The media bureau of the Iraqi parliament has published the agenda of Tuesday’s session, scheduled to begin at 1300 local time. Top on the agenda are the swearing in of some MPs, appeals against the membership of some MPs, the 2019 budget bill, the formation of the permanent parliamentary committee, and the death of the fish. It does not include voting on ministries.

On October 24, 14 ministries of the Iraqi government were voted on and sworn in, leaving eight ministries vacant, including the critical ministries of defense and interior.

“The talks are continuous to complete the ministerial formation next Tuesday. I believe most of the ministries, not all, will be passed. We have three days to reach an understanding,” Ahmed Assady, spokesperson for the Fatih alliance, told Rudaw.

Fatih is insisted on its candidate, Falih Fayadh, for the Ministry of Interior and is trying to convince the Sayirun alliance to accept him.

Fayadh was head of Iraq’s Homeland Security, Hashd al-Shaabi Commission, and a National Security advisor in the previous government before he was ousted by former Prime Minister Haider al-Abadi for politicizing his post.

“With regards to the security ministries, we insist on managing them far from party grips or divisions, for them to be headed by independent, competent individuals. This is our vision, and we insist on it,” Jassim Halfi, spokesperson for Sayirun, told Rudaw.

Muqtada al-Sadr, the populist Shiite leader, has called on the Iraqi PM to insulate security ministries and positions from party influences and power brokering, calling on him to only nominate independent technocrats.

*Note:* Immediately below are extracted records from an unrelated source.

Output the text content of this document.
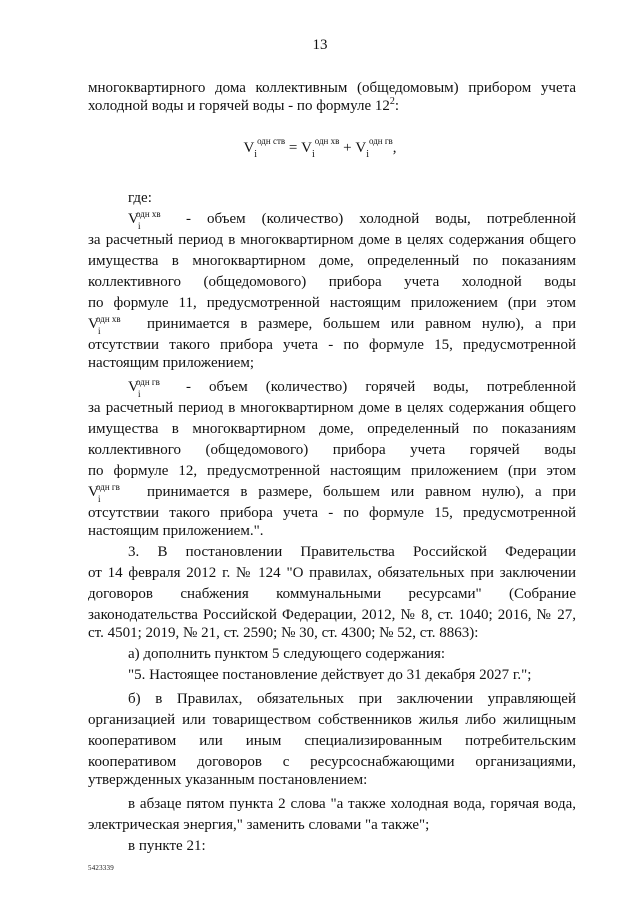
13
многоквартирного дома коллективным (общедомовым) прибором учета
холодной воды и горячей воды - по формуле $12^2$:
$V_i^{одн ств} = V_i^{одн хв} + V_i^{одн гв}$,
где:
V
одн хв
i	- объем (количество) холодной воды, потребленной
за расчетный период в многоквартирном доме в целях содержания общего
имущества в многоквартирном доме, определенный по показаниям
коллективного (общедомового) прибора учета холодной воды
по формуле 11, предусмотренной настоящим приложением (при этом
V
одн хв
i	принимается в размере, большем или равном нулю), а при
отсутствии такого прибора учета - по формуле 15, предусмотренной
настоящим приложением;
V
одн гв
i	- объем (количество) горячей воды, потребленной
за расчетный период в многоквартирном доме в целях содержания общего
имущества в многоквартирном доме, определенный по показаниям
коллективного (общедомового) прибора учета горячей воды
по формуле 12, предусмотренной настоящим приложением (при этом
V
одн гв
i	принимается в размере, большем или равном нулю), а при
отсутствии такого прибора учета - по формуле 15, предусмотренной
настоящим приложением.".
3. В постановлении Правительства Российской Федерации
от 14 февраля 2012 г. № 124 "О правилах, обязательных при заключении
договоров снабжения коммунальными ресурсами" (Собрание
законодательства Российской Федерации, 2012, № 8, ст. 1040; 2016, № 27,
ст. 4501; 2019, № 21, ст. 2590; № 30, ст. 4300; № 52, ст. 8863):
а) дополнить пунктом 5 следующего содержания:
"5. Настоящее постановление действует до 31 декабря 2027 г.";
б) в Правилах, обязательных при заключении управляющей
организацией или товариществом собственников жилья либо жилищным
кооперативом или иным специализированным потребительским
кооперативом договоров с ресурсоснабжающими организациями,
утвержденных указанным постановлением:
в абзаце пятом пункта 2 слова "а также холодная вода, горячая вода,
электрическая энергия," заменить словами "а также";
в пункте 21:
5423339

“These two ministries, the Defense and Interior, are concerned with security affairs and the armed forces. Technocrats and independents have to become their ministers, as mentioned in the constitution,” Raeed Fahmi, a Sayirun MP and a prominent member of the Iraqi Communist Party, told Rudaw.

Some parties are trying to impose their will when it comes to the two ministries, added Fahmi.

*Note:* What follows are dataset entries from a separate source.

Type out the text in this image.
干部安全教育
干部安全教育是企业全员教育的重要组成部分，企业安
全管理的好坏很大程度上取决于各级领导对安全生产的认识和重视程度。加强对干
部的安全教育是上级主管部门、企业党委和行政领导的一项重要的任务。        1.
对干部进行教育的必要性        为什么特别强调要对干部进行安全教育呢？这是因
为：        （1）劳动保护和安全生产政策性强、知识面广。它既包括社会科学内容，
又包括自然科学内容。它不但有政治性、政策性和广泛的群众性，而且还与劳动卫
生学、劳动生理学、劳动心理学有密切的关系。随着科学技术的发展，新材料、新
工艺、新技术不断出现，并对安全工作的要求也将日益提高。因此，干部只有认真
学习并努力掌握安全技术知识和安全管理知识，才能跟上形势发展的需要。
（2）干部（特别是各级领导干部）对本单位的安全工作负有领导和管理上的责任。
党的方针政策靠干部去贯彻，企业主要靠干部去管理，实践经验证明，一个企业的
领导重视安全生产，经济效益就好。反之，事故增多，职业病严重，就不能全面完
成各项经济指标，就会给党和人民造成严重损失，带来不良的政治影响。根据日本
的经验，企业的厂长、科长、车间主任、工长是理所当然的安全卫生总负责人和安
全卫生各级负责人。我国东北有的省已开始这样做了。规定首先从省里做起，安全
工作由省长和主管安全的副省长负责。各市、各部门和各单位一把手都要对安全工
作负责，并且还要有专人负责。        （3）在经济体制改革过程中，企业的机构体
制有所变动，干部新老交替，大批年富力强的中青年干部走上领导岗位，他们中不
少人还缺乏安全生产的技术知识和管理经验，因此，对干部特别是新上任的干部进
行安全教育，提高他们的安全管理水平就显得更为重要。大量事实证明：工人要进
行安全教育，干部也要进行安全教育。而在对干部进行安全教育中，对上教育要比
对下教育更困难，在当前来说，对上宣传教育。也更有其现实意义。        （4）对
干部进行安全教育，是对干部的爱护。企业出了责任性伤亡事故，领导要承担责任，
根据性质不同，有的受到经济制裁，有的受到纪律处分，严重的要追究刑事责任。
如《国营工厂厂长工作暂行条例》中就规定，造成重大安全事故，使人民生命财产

Eight ministries remain vacant. They are temporarily held by ministers already voted in.

The Ministries of Defense, Interior, Immigration, Planning, Culture, Higher Education, Education, and Justice remain vacant.

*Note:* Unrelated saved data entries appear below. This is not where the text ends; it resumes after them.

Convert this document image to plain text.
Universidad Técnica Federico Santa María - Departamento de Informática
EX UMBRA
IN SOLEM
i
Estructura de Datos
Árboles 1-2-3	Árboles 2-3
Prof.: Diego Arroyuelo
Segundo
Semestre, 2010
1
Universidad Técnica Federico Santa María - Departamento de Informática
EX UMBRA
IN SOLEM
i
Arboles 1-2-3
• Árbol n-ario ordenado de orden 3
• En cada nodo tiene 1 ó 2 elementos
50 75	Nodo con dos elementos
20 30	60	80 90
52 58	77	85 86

The Sunnis, who have held the Ministry of Defense since 2003, are also in disagreement over the post.

The Sunni National Axis Alliance, allied with the pro-Iran Binaa bloc, and Ayad Allawi’s Watanyah, allied with Sadr’s Imaar and Islah alliance, have both presented candidates.

Three names are touted for the position. Faysal Jarba, an air force pilot with a military academy degree, has been put forth by Allawi. Hisham Daraji, who holds a degree in military sciences, has the backing of the National Axis Alliance.

The third candidate is Najm Jabouri, who is the commander of Nineveh Operations Command.

The Nasr (Victory) alliance of former Iraqi PM Abadi complained that the party sharing system has overshadowed his successor Adil Abdul-Mahdi’s government.

“The ministerial cabinet of Mr. Adil Abdul-Mahdi is dominated by political parties that want to impose their will on the joints of the state,” Falah Abdulkarim Khafaji, a Nasr MP, told Rudaw.

Abdul-Mahdi was the compromise candidate between the two opposing Shiite dominated groups. Initially everyone had vowed to refrain from interfering in his choices, claiming he had been given a free hand.

In a first for Iraq, the PM even opened up an online applications website for Iraqis to send CVs and apply for government ministries. Many were hopeful he would form a government that was insulated from party pressure.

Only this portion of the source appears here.